Posted On:2/25/2004 11:10am
I'm sure you've seen people say it before but GO SEE A DOCTOR!
Or have a beer, the cool part about a broken liver is you stay drunk for a REALLY long time.
Merry Christmas Bitch
Posted On:2/25/2004 11:23am
Style: Canadian Shidokan
Broken liver, NOW that's funny.
Posted On:2/25/2004 11:27am
Style: 7 Star
I don't know, that sounds like a broken splean to me.
Posted On:2/25/2004 11:28am
"Broken liver, NOW that's funny."
You think broken organs funny! I once had my heart broken, and it was very painful...Crazy Canucks....
Posted On:2/25/2004 1:20pm
Oh yeah, I've had my heart broken before. Much less itching, many more broken knuckles, and subsquently, busted walls.
Definitely not going under the knife for this, but every doctor I talk to has been strongly against this as well. At least they've got it half right. Surgery sucks.
WhiteShark- Having a dad who has, his entire life, been a raging alcoholic, I know that all too well. One drink, hell, one sip, and he's slurring like a true drunk. It's actually pretty funny when he's not being a jackass drunk, and I have to keep him in line.
So, anyway, speaking of alcohol, I'm gonna get hammered again tonight.

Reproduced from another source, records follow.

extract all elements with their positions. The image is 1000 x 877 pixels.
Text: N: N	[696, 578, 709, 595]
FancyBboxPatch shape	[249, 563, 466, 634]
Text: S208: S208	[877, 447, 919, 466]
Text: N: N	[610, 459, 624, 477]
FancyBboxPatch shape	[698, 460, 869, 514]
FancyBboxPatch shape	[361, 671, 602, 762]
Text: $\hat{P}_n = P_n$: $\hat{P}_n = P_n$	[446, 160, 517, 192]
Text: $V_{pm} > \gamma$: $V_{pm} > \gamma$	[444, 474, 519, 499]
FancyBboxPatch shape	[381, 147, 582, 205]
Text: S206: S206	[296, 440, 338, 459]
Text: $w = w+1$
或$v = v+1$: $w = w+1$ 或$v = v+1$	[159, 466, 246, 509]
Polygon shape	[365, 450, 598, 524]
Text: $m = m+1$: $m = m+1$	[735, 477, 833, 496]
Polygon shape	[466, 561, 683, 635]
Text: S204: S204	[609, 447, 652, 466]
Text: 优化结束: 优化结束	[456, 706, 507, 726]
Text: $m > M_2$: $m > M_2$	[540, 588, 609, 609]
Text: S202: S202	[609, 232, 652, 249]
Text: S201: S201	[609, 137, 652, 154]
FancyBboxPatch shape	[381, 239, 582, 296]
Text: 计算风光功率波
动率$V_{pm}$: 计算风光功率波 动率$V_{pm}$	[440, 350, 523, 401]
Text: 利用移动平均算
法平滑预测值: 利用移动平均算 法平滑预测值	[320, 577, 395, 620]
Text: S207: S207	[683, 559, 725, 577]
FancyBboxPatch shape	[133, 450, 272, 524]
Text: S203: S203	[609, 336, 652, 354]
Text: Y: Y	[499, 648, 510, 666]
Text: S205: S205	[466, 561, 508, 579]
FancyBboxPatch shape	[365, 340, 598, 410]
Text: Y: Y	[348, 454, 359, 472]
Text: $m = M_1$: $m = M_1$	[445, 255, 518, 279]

Just like last night, in fact. Except this time with a friend. Maybe I'll take my Percs with my liquor, too, and with any luck, I'll keel over dead. Woo...
Posted On:2/25/2004 2:07pm
I just realized I'm gonna be getting totally twisted on Ash Wednesday, bwahahaha!
Maybe I'll go see that movie about that pandering prophet everyone is talking about.
Posted On:2/25/2004 3:26pm
Style: Kyokushinkai / Kajukenbo
Originally posted by tenguatemypuppy
I would love to find the tards who thought putting (liver damaging) Tylenol in a medication designed for severe pain was a great idea, and crack some of their limbs apart like lobsters:(
Hey, sounds like you need to learn Lua, the ancient Hawaiian art of bone breaking!;)
"Preparing mentally, the most important thing is, if you aren't doing it for the love of it, then don't do it." - Benny Urquidez
Posted On:2/26/2004 3:02am
I think that would be unnecessary.
However, this does pose an interesting question for your sadists out there: How much pressure would it take to crush a human skull and cause ones brains to shoot out the top, splattering against the ceiling in a most macabre fashion?
I expect this to involve math, so get to work (because last time I checked, we all sucked at math).